Michael Kanin's sculptural bronzes are not so much works of art as they are mementos. A highly successful screenwriter, Kanin, along with wife and writing partner Fay, is the mind behind countless B-movie classics, and even when moonlighting in his art studio, his heart remains at the movies. A practitioner of what's usually referred to as movie star art, he fashions small bronze models (in editions of 12) that are idealized homages to legends of the silver screen.

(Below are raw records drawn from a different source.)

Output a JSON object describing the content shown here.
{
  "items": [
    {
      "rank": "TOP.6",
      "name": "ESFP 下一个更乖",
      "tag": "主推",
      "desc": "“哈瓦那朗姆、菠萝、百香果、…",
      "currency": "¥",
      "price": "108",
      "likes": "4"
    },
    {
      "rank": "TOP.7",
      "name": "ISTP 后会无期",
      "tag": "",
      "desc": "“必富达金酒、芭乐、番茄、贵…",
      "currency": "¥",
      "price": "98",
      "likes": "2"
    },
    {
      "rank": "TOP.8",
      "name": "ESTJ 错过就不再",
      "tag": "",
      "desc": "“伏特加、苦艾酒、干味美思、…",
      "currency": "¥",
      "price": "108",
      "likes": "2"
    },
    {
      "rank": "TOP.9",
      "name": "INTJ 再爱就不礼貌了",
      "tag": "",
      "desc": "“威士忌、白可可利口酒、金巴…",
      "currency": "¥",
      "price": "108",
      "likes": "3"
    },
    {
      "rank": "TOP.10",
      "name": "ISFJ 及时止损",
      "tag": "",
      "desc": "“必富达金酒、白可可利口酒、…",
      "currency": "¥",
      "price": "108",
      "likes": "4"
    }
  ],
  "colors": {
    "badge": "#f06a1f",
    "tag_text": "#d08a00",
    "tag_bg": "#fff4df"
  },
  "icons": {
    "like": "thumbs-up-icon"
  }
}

There is no editorializing or subjective interpretation in Kanin's work; he presents the stars in the guise we know and love best, as if to say, "Here they are, the way we made them." And, of course, the public does have a large hand in creating its own icons by way of how richly it rewards a star for a given trick. So we see Marilyn standing astride a subway grating, dress whooshing up ("The Seven Year Itch"); Carol Burnett in cleaning-lady drag, Fred Astaire in top hat and tails, Gene Kelly swinging from a lamppost a la "Singing in the Rain." Like Humel figures and Toby mugs, this stuff appeals to the collector's "get the complete set" mentality. Though Kanin's bronzes are obviously made with a great deal of love, they are, like paintings of clowns, part of a vilified genre that nonetheless seems to warm the hearts of the masses. Included in the exhibition are posters from movies and plays that Kanin had a hand in. (Heritage Gallery, 718 N. La Cienega Blvd., to March 29.)